Отель на улице Риволи, рекомендованный ему отцом, был, разумеется, слишком большим, слишком дорогим, слишком шумным — везде красный плюш, позолота, бронза и тяжелые портьеры. Тони тотчас же решил поискать другой, но взял комнату, чтобы переночевать. Помывшись и переодевшись, он стал внимательно изучать план Парижа. Да, Университетская улица находится на противоположном берегу реки, по ту сторону сада, видневшегося из окна. Выйдя снова на улицу, Тони почувствовал теплоту, которая, казалось, проникала сквозь его легкую одежду и ласкала кожу. Сад был тоже своеобразный, с рядами одинаково подстриженных деревьев, несколькими редкими клумбами, но многочисленными фонтанами и статуями. Люди расхаживали по саду, некоторые торопливо, но большинство с видом гуляющих; было много детей, игравших спокойно и тихо, словно они уже родились благовоспитанными. Тони на минуту остановился, чтобы поглядеть на карусель для совсем маленьких детей, которые сидели с торжественными и немного испуганными лицами на лошадках и поросятах, пока старик с немного угрюмым видом вертел колесо, приводившее карусель в движение. Тони подумал, что он им больше дал бы за их полпенса, и решил, что вот было бы замечательное занятие для его старости! Затем, пройдя наискосок через сад, он увидел перед собой обширный двор Лувра, с нарядным фасадом дворца и высокими черепичными крышами, а обернувшись назад, обнаружил, что перед его глазами открывается огромная перспектива вплоть до самой Триумфальной арки. Благородство линий и форм произвело на него глубокое впечатление.
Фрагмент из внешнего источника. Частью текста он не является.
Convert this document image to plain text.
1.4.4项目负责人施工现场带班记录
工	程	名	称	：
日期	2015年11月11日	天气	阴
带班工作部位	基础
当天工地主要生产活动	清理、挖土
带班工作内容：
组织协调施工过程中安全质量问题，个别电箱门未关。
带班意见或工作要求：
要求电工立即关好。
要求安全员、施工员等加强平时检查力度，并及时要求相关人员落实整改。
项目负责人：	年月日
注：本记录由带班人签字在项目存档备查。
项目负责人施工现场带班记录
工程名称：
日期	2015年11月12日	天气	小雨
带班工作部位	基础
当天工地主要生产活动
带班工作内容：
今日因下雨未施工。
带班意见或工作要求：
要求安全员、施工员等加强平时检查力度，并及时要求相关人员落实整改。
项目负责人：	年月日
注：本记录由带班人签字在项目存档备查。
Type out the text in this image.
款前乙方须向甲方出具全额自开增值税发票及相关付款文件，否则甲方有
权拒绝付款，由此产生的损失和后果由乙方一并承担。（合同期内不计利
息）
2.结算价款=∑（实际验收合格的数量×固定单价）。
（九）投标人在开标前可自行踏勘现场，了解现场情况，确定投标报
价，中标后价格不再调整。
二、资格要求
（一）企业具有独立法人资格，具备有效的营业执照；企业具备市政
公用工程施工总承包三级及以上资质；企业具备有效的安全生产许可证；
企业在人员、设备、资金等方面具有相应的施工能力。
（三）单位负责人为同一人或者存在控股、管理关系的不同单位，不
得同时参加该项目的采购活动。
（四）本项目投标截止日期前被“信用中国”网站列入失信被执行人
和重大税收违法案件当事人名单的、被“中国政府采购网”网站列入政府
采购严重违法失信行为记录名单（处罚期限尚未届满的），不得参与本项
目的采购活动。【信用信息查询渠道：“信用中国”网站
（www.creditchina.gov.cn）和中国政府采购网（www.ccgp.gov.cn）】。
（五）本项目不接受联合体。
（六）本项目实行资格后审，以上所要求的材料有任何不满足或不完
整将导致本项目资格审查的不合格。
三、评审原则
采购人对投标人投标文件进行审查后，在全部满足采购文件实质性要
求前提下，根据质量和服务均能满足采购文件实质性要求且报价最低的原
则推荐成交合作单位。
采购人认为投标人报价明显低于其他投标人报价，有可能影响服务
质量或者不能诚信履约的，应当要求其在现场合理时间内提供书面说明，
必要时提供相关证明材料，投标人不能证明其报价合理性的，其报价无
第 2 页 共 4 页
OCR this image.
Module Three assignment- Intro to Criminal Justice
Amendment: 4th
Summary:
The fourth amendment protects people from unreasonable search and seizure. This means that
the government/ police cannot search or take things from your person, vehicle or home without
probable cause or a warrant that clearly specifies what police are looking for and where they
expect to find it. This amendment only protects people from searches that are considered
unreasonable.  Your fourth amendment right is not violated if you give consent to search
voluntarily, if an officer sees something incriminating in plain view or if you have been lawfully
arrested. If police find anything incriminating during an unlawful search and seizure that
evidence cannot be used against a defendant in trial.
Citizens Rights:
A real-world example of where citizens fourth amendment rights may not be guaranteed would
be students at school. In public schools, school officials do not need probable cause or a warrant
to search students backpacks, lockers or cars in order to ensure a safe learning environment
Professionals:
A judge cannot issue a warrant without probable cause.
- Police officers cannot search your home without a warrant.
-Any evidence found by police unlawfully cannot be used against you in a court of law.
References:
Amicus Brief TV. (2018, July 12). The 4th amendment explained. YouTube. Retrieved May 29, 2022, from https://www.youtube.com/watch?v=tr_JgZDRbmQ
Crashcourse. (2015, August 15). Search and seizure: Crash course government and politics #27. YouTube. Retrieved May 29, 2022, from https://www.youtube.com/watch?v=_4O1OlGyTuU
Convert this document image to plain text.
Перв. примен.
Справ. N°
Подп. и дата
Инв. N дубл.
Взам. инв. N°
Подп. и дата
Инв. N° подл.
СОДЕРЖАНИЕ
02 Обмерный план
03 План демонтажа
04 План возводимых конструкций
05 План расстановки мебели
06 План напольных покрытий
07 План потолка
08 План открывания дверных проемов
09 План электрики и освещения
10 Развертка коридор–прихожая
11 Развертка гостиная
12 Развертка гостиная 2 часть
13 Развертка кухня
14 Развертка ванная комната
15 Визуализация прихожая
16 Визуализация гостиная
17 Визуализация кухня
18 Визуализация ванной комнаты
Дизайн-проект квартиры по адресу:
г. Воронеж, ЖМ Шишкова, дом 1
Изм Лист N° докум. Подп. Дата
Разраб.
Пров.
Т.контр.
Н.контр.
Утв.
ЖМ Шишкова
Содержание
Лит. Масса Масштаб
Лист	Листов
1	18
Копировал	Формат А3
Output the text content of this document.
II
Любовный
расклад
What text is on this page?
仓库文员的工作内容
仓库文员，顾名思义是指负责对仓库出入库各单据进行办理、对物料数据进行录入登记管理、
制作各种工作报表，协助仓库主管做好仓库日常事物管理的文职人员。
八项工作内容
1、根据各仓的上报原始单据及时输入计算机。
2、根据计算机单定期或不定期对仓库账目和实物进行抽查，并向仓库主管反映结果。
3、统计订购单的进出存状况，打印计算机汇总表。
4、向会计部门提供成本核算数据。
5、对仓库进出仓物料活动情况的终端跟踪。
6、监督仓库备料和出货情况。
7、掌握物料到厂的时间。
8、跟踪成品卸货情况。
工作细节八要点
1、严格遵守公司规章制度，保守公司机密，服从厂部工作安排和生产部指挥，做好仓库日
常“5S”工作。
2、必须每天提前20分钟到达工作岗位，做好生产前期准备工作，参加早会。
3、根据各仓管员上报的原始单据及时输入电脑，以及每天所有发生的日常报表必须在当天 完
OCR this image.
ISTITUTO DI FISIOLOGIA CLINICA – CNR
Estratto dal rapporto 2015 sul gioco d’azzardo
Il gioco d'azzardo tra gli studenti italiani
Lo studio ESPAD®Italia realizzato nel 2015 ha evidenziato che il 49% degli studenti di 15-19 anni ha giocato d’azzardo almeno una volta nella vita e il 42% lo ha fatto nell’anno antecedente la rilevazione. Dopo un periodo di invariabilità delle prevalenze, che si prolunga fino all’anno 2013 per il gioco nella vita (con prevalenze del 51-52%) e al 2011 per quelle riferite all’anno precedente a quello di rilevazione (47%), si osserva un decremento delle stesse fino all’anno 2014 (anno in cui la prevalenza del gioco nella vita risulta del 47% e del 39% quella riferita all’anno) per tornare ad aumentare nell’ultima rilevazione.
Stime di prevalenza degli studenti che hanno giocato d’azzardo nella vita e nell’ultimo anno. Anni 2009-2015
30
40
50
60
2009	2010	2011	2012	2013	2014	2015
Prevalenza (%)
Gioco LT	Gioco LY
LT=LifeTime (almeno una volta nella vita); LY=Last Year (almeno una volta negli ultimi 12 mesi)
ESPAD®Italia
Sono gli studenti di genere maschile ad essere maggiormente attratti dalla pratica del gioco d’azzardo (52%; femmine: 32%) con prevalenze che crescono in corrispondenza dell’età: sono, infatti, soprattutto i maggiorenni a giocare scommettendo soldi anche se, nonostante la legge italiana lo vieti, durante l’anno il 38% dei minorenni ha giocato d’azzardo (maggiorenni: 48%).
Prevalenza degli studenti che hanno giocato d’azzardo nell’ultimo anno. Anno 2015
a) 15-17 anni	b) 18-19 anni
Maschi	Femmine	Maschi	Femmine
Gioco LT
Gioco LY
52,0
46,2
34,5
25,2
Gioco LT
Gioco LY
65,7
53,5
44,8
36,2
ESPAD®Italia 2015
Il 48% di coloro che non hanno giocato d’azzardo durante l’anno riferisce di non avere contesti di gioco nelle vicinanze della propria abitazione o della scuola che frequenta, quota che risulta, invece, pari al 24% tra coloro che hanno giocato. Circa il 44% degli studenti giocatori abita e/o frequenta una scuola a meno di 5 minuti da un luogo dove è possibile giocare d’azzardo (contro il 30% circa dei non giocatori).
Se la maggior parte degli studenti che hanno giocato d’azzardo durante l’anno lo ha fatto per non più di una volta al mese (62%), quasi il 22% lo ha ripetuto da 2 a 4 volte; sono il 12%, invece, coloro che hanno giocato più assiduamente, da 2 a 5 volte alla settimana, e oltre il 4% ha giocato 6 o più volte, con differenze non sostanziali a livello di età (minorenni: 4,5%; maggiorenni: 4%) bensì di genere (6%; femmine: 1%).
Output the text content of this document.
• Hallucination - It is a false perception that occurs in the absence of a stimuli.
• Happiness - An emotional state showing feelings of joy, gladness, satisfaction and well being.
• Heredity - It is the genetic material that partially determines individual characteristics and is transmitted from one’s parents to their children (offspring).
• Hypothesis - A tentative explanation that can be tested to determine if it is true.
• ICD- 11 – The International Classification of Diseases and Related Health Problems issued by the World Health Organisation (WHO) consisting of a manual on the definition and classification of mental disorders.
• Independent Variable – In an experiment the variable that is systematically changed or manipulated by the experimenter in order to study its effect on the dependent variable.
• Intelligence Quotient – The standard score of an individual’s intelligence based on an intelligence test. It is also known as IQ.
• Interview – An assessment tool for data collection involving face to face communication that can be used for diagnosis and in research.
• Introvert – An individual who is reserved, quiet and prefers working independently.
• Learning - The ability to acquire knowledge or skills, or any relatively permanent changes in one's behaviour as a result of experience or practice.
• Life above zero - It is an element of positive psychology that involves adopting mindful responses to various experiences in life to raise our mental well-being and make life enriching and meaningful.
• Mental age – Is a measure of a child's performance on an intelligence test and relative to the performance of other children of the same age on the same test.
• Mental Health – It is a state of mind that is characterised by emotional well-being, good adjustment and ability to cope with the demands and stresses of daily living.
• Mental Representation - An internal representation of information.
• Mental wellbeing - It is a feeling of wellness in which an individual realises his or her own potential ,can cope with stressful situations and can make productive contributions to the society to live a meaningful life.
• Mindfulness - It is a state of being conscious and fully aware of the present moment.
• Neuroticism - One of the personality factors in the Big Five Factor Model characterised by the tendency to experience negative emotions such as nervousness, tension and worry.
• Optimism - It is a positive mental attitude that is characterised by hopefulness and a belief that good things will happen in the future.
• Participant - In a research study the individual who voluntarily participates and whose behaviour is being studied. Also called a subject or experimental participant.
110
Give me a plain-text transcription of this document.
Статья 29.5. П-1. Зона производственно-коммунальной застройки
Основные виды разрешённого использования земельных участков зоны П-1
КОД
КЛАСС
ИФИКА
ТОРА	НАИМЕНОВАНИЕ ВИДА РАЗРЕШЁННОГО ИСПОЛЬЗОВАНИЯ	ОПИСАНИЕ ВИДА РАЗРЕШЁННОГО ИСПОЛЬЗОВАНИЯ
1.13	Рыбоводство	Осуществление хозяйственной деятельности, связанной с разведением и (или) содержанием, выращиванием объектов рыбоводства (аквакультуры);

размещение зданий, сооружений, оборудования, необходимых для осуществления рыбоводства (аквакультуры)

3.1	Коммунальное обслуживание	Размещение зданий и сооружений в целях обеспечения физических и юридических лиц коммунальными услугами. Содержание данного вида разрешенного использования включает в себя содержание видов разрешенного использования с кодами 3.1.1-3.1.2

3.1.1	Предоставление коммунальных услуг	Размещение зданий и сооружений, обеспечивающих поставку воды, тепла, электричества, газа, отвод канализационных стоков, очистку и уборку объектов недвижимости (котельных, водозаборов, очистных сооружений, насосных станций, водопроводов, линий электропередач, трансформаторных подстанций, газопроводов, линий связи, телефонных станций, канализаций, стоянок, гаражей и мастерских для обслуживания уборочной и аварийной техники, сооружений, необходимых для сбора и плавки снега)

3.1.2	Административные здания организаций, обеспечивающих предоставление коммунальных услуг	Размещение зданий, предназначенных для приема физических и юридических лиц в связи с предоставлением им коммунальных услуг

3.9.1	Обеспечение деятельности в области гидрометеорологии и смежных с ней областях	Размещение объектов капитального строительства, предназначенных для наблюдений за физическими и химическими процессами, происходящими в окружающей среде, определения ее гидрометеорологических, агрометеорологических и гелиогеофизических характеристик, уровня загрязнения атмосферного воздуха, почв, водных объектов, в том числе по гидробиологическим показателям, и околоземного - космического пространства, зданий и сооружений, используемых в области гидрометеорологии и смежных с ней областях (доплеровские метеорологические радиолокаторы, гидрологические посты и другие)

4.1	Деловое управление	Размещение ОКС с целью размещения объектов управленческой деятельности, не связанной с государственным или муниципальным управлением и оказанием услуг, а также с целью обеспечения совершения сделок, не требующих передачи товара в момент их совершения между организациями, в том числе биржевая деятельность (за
Продолжая идти, он пересек набережную, тенистую от деревьев и шумную от движения, и с удивлением увидел громадный паровой трамвай с сиденьями наверху, обращенными по обеим сторонам наружу, который, пыхтя, пробивал себе дорогу — в Версаль, если только не обманывали надписи. Тут Тони понял, что в свое время здесь произошла революция. Посреди моста он снова остановился, чтобы поглядеть на реку. Позади него солнце садилось в огромном золотом зареве; над головой с криком носились стрижи по небу особенно нежной синевы, чистой голубизны Иль-де-Франса[42]; перед ним мерцала солнечными бликами река с караваном тяжелых коричневых барж, медленно плывших за маленьким буксиром, распустившим хвост дыма, и с двумя длинными белесыми речными пароходиками, со множеством пассажиров, скользившими почти бесшумно. Обращенный к реке фасад Лувра почти утопал в освещенной солнцем зелени, а светло-серые башни собора казались коленопреклоненными среди вершин деревьев. За деревьями, направо, возвышался купол изысканных пропорций, который выглядел каким-то южным и итальянским в ярком свете. Если бы только этот великолепный вид не перерезался железным пешеходным мостом: серьезный, непростительный промах для народа, умеющего планировать с таким ясным, четким величием.
Немного усталый от поездки, немного ошеломленный обилием света, шума и эмоционального восприятия такого огромного количества новой красоты, Тони был рад, когда наконец очутился в прохладной темной гостиной пансиона, в котором остановилась Маргарет. Комната казалась переполненной всевозможными предметами, все имитации «стиля Людовика XV», за исключением часов и подсвечников с бронзовыми сфинксами, явно псевдоампирными, и подушек, скатерти и кружевных чехлов на креслах, несомненно, девятнадцатого века. Это было первое знакомство Тони с рыночным, или «дворницким», стилем меблировки, столь любимой французами, но неприятно поражающей после английского стиля там, у себя дома… Послышалась английская речь:
— Итак, вы здесь! Когда приехали?
— Маргарет!
Он пожал прохладные пальцы, когда она как-то робко с ним поздоровалась, вытянув руку, словно желая удержать его на некотором расстоянии от себя. Они уселись у противоположных сторон стола, и Тони заметил, что на Маргарет коричневато-красное платье с короткими рукавами, обнажающими до локтя ее белые тонкие руки. Она заговорила:
— Я, право, не ожидала вас здесь увидеть. Вы давно в Париже?
— Я приехал сегодня. О Маргарет, ведь я же сказал вам на вечеринке у леди Ходжсон, что приеду, если вы будете здесь, и написал вам, что еду. Разве вы не получили моего письма?
— Могла ли я знать, что вы говорите серьезно? — Она нервно рассмеялась. — Что вы предполагаете здесь делать?
— Прежде всего я надеялся видеть вас.
— Ну вот вы меня видите! — Ее смех снова прозвучал немного нервно и искусственно. — Надеюсь, вы не предприняли такого путешествия только ради этого?